I had planned to tell you today about our trip to Inner Mongolia, starting at the beginning of the trip. However, the trip home was so interesting that I wanted to tell it first.
On our trip up to Inner Mongolia, we had seen hundreds of trucks stopped on the freeway that leads to Beijing. Coming back to BLCU, our dear leader, hoping to avoid the traffic, instructed the driver to take a different route, one that cut through the mountains and would drop us right into Beijing. We would be able to avoid the traffic jam on the main road and save ourselves a couple hours road time. If only it were that simple.
Shortly after we left Datong, we pulled off at a small rest stop to use the bathroom. The guide told us it would be six hours before we stopped again, because along this back road there were not going any good places to stop (he was wrong, there were plenty of bushes along the road). This sounded a little ominous, but I didn’t worry too much about it. Driving tractor growing up had seasoned me for long periods of sitting. However, once we got back on the road, I quickly realized that we were in for a long day.
In theory, the shortcut was a good idea.
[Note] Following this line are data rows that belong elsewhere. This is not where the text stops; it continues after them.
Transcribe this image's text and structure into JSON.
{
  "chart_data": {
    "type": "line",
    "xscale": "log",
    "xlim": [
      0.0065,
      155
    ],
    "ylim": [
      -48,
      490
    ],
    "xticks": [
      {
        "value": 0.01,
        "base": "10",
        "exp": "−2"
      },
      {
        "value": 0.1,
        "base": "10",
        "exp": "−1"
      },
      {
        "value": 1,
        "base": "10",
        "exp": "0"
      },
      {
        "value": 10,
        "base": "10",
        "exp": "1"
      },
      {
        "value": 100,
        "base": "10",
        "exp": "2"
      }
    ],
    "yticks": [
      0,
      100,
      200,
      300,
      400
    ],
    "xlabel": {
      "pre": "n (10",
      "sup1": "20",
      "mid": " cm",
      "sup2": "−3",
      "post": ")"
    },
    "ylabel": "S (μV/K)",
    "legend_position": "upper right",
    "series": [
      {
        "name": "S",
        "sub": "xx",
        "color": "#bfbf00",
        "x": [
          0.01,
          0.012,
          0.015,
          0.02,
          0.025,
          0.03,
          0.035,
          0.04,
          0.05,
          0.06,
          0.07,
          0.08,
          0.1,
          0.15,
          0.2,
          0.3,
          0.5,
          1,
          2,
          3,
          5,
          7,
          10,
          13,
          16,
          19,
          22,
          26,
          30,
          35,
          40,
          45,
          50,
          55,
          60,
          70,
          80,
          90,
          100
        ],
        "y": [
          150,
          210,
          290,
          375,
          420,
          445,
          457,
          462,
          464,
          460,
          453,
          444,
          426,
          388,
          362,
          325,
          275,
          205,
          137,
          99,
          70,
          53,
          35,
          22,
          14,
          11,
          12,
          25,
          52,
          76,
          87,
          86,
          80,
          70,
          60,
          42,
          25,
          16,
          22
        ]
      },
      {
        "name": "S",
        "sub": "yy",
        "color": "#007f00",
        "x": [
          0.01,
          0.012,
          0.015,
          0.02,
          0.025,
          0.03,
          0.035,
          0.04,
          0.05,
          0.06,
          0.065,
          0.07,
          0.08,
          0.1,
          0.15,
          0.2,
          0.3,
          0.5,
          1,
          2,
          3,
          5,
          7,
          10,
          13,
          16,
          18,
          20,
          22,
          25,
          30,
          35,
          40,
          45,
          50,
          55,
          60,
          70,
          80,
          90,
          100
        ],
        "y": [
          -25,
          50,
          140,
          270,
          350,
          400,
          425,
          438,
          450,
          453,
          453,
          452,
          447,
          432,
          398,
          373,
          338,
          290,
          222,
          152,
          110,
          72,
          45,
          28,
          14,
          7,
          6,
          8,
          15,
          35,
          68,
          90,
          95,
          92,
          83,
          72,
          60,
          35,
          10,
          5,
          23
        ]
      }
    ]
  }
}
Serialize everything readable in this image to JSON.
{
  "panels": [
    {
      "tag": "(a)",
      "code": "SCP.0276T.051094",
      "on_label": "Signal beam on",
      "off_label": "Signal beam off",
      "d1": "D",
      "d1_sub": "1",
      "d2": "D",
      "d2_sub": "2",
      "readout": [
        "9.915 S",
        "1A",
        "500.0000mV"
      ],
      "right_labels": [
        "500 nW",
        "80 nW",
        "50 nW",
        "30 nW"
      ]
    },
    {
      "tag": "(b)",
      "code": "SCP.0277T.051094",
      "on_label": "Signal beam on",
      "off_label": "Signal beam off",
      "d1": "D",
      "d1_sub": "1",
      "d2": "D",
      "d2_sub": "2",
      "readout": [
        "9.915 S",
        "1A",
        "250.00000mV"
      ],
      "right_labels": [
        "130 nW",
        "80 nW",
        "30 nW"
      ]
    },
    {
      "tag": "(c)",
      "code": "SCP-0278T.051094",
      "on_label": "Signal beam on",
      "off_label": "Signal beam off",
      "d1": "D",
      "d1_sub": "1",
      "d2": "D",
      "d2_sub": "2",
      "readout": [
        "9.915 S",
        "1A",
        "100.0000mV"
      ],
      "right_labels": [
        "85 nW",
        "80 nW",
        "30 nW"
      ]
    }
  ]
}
The freeway traffic was terrible, and no one wanted to face that. Unfortunately, the idea had one important flaw: the shortcut was not a secret. Coal truck drivers don’t like waiting in traffic anymore than bus drivers, and they were well aware of back way too. As a result, we ended up on a road full of slow-moving coal trucks, and instead of being on a large freeway, we were a narrow two-way road. Sounds like fun, doesn’t it?
For those of you who have never ridden on a bus in China, the experience is much different than riding on a bus in America, especially if you are on a two-lane road. Chinese drivers like to play chicken, and bus drivers are no exception. Our driver took advantage of any opportunity we had to pass one of the coal trucks, often when he could see cars coming toward us. Most of the time the oncoming drivers lost the game of chicken and let us pass, but once in a while we had to slam on the brakes and scoot back in behind a truck.
The first part of the trip passed through a valley that was nice and flat, so the road was straight and the driver could usually see the road ahead when he was passing. It got much more interesting when we started up into the mountains. The road became narrower, steeper and more winding, but we kept passing trucks anyway. I kept waiting for the time when we would pull out in the left lane only to see an empty coal truck barreling directly at us.
Our luck finally ran out as we were climbing up a steep hill, passing a line of stopped trucks. I’m not sure why the driver thought he could drive in the wrong lane all the way up the mountain, but we came around a curve and directly in front of us, a truck coming down the road at us. Fortunately it was moving slowly, so there was no danger of a collision. We did have a problem though. There were trucks to our right, a truck in front of us and a mountain to our left. We had nowhere to go but backwards.
We stopped and the driver opened the front door. A couple of men jumped up onto the step and began talking animatedly to the driver. I was sitting at the back of the bus, so I can’t be sure what was being said, but it didn’t look like they were discussing the weather. Since we weren’t moving, everyone else got off the bus and looked for their own private ‘bushroom’ (er, bathroom) where they could relieve themselves, girls to the right and guys up the hill to the left. After a couple of minutes, the bus was able to back up while the trucks in front of us squeezed together as close as they could, creating just enough space for it to squeeze back into the right lane. Downhill traffic began to flow again, cautiously.
After about fifteen minutes, our side of the road began to move again. Slowly. Too slowly for our driver, who after a few minutes of driving at ten miles per hour went back to his old trick of driving in the left lane. I have to hand it to him, he was effective. We passed many trucks and always seemed to find a way back into our own lane. This game of cat and mouse went on for a while. Actually, it went on for the next four hours. Our mountain shortcut, wasn’t. It was a steep, narrow, crowded winding road that turned and twisted in all directions and was not a great place for hundreds of trucks (and a bus or two) to be traveling.
Our guide would take out the microphone from time to time, assuring us that we were only one hour (two at most!) from Beijing. After a while, we quit believing him. Everyone was tired of being on the bus—we were hungry and thirsty and starting to get angry at being misled about our arrival time. Of all the people on the bus, the Korean and Italian women seemed to be the angriest. I learned a couple of new Italian phrases as le ragazze heatedly discussed what they thought of the guide. I felt (a) little sympathy for the guy. He had tried to take an alternate route in order to avoid a two-hour delay and got a four-and-a-half hour delay in return. When we got on the bus at Datong, we thought we were going to return be back at 7:30. When we finally returned to BLCU at 12:05am, forty worn-out students ambled off the bus, wanting only a shower and some sleep. The trip had been quite memorable. Che pazzia!!!